- Accueil
- Lutte ouvrière n°2917
- Algérie : manifestations pour l’eau à Tiaret
Dans le monde
Algérie : manifestations pour l’eau à Tiaret
En Algérie le 14 juin, lors de la fête de l’Aïd-el-Kébir et alors que les températures atteignaient 50 degrés, la population de la wilaya de Tiaret, excédée par les pénuries d’eau potable, a laissé éclater sa colère. Des barrages érigés par les habitants ont bloqué toutes les routes conduisant à la ville.

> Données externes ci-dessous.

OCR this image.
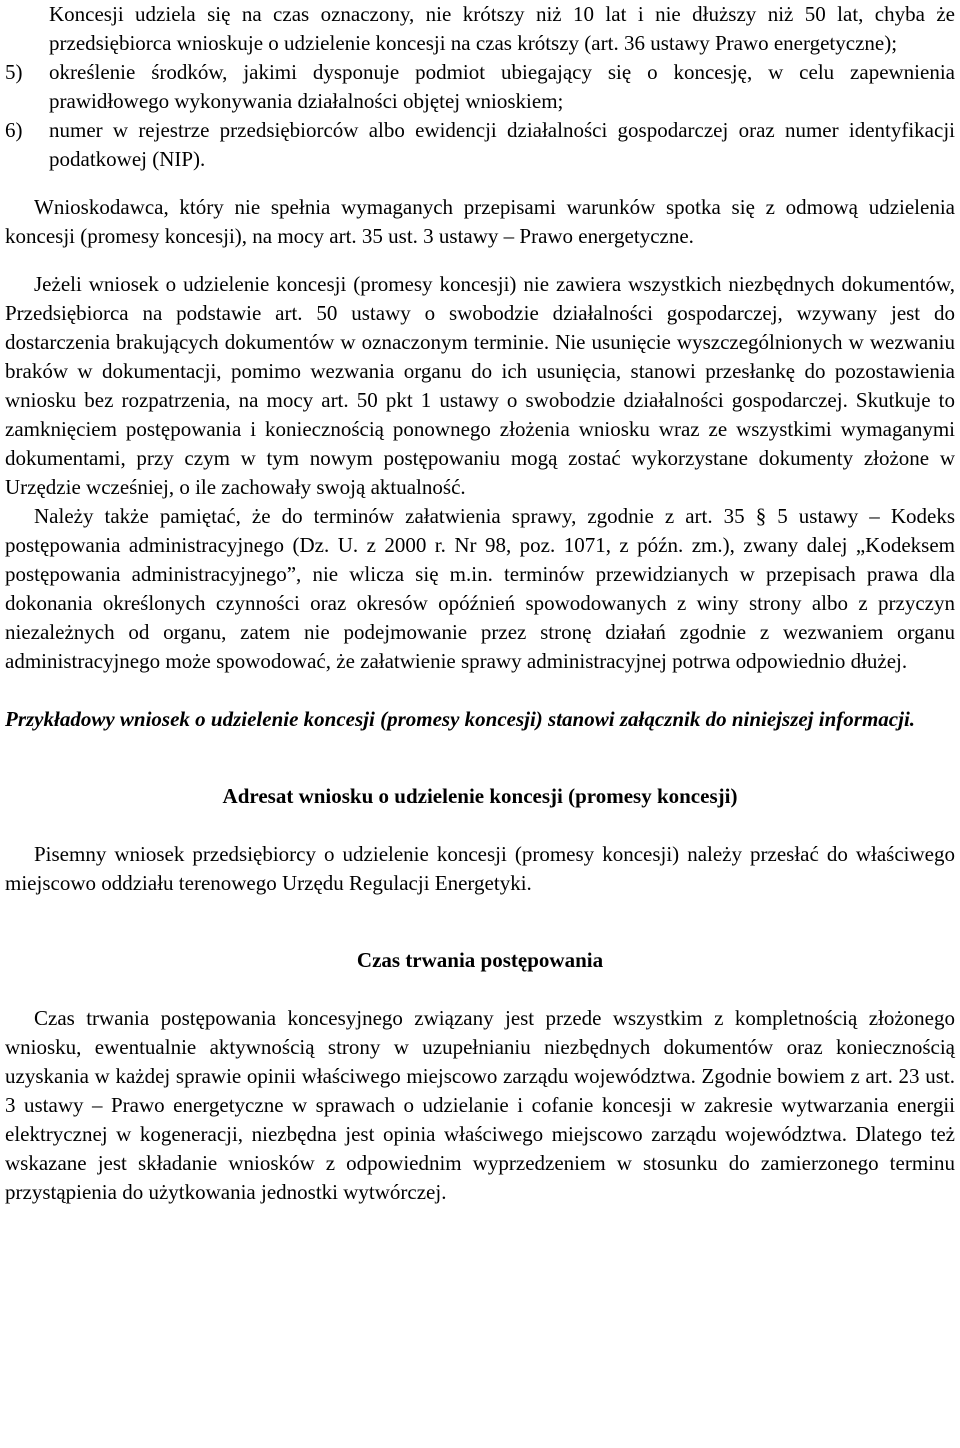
Koncesji udziela się na czas oznaczony, nie krótszy niż 10 lat i nie dłuższy niż 50 lat, chyba że przedsiębiorca wnioskuje o udzielenie koncesji na czas krótszy (art. 36 ustawy Prawo energetyczne);

5) określenie środków, jakimi dysponuje podmiot ubiegający się o koncesję, w celu zapewnienia prawidłowego wykonywania działalności objętej wnioskiem;
6) numer w rejestrze przedsiębiorców albo ewidencji działalności gospodarczej oraz numer identyfikacji podatkowej (NIP).

Wnioskodawca, który nie spełnia wymaganych przepisami warunków spotka się z odmową udzielenia koncesji (promesy koncesji), na mocy art. 35 ust. 3 ustawy – Prawo energetyczne.

Jeżeli wniosek o udzielenie koncesji (promesy koncesji) nie zawiera wszystkich niezbędnych dokumentów, Przedsiębiorca na podstawie art. 50 ustawy o swobodzie działalności gospodarczej, wzywany jest do dostarczenia brakujących dokumentów w oznaczonym terminie. Nie usunięcie wyszczególnionych w wezwaniu braków w dokumentacji, pomimo wezwania organu do ich usunięcia, stanowi przesłankę do pozostawienia wniosku bez rozpatrzenia, na mocy art. 50 pkt 1 ustawy o swobodzie działalności gospodarczej. Skutkuje to zamknięciem postępowania i koniecznością ponownego złożenia wniosku wraz ze wszystkimi wymaganymi dokumentami, przy czym w tym nowym postępowaniu mogą zostać wykorzystane dokumenty złożone w Urzędzie wcześniej, o ile zachowały swoją aktualność.

Należy także pamiętać, że do terminów załatwienia sprawy, zgodnie z art. 35 § 5 ustawy – Kodeks postępowania administracyjnego (Dz. U. z 2000 r. Nr 98, poz. 1071, z późn. zm.), zwany dalej „Kodeksem postępowania administracyjnego”, nie wlicza się m.in. terminów przewidzianych w przepisach prawa dla dokonania określonych czynności oraz okresów opóźnień spowodowanych z winy strony albo z przyczyn niezależnych od organu, zatem nie podejmowanie przez stronę działań zgodnie z wezwaniem organu administracyjnego może spowodować, że załatwienie sprawy administracyjnej potrwa odpowiednio dłużej.

Przykładowy wniosek o udzielenie koncesji (promesy koncesji) stanowi załącznik do niniejszej informacji.

Adresat wniosku o udzielenie koncesji (promesy koncesji)

Pisemny wniosek przedsiębiorcy o udzielenie koncesji (promesy koncesji) należy przesłać do właściwego miejscowo oddziału terenowego Urzędu Regulacji Energetyki.

Czas trwania postępowania

Czas trwania postępowania koncesyjnego związany jest przede wszystkim z kompletnością złożonego wniosku, ewentualnie aktywnością strony w uzupełnianiu niezbędnych dokumentów oraz koniecznością uzyskania w każdej sprawie opinii właściwego miejscowo zarządu województwa. Zgodnie bowiem z art. 23 ust. 3 ustawy – Prawo energetyczne w sprawach o udzielanie i cofanie koncesji w zakresie wytwarzania energii elektrycznej w kogeneracji, niezbędna jest opinia właściwego miejscowo zarządu województwa. Dlatego też wskazane jest składanie wniosków z odpowiednim wyprzedzeniem w stosunku do zamierzonego terminu przystąpienia do użytkowania jednostki wytwórczej.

Dans cette région agricole, située sur les hauts plateaux à 280 km au sud-ouest d’Alger, une sécheresse terrible sévit depuis deux ans. En raison du manque de pluie, les nappes phréatiques ne se rechargent plus, les cours d’eau et le barrage de Ben Khedda, seule source d’approvisionnement de la zone, sont à sec. La population subit de plein fouet les conséquences du changement climatique, mais ce sont les mensonges et le mépris du pouvoir qui ont déclenché les émeutes.
La colère couvait depuis la mi-mai, depuis qu’ aucune goutte d’eau ne coulait plus du robinet. Fin mai, pour désamorcer la contestation, des responsables locaux, qui avaient pourtant alerté le ministre de l’Hydraulique de la gravité de la situation, ont été limogés. Le 2 juin, le président Abdelmadjid Tebboune a dépêché ses ministres, qui ont promis de régler le problème avant la fête de l’Aïd. Mais, à la veille de celui-ci, dans de nombreux endroits les robinets restaient désespérément secs.
Le sentiment d’avoir été lanternés a décuplé la colère, pendant que les routes se hérissaient de barrages. À Rahouia, à 40 km de Tiaret, des manifestants ont assiégé le siège du district où se trouvait le préfet. Celui-ci s’est caché lorsque les protestataires ont refusé de lui envoyer des représentants, exigeant qu’il rende des comptes à tous.
Bien que les médias nationaux aux ordres du pouvoir se soient gardés de relayer l’événement, des vidéos amateurs ont largement circulé sur les réseaux sociaux. Tebboune a donc dû réagir vite et son ministre des Ressources hydrauliques a dû s’excuser pour les promesses non tenues. Il a annoncé pour l’avenir l’acheminement de l’eau des grands barrages situés plus au nord et au sud de Tiaret, ainsi que la construction de nouvelles usines de dessalement.
En attendant, une noria de camions citernes apporte de l’eau dans la ville. Les citernes étanchent la soif. Mais elles sont loin d’étancher la colère, tant les prix sont insupportables pour les classes populaires qui, pour s’approvisionner, doivent débourser jusqu’à 5 000 dinars (25 euros), soit le quart du salaire minimum !
Alors que Tebboune est sur le point d’annoncer sa candidature à l’élection présidentielle qu’il a avancée au 7 septembre, cette contestation inattendue lui montre que les lois qu’il a fait adopter pour mettre au pas la population n’empêcheront pas la colère sociale de s’exprimer.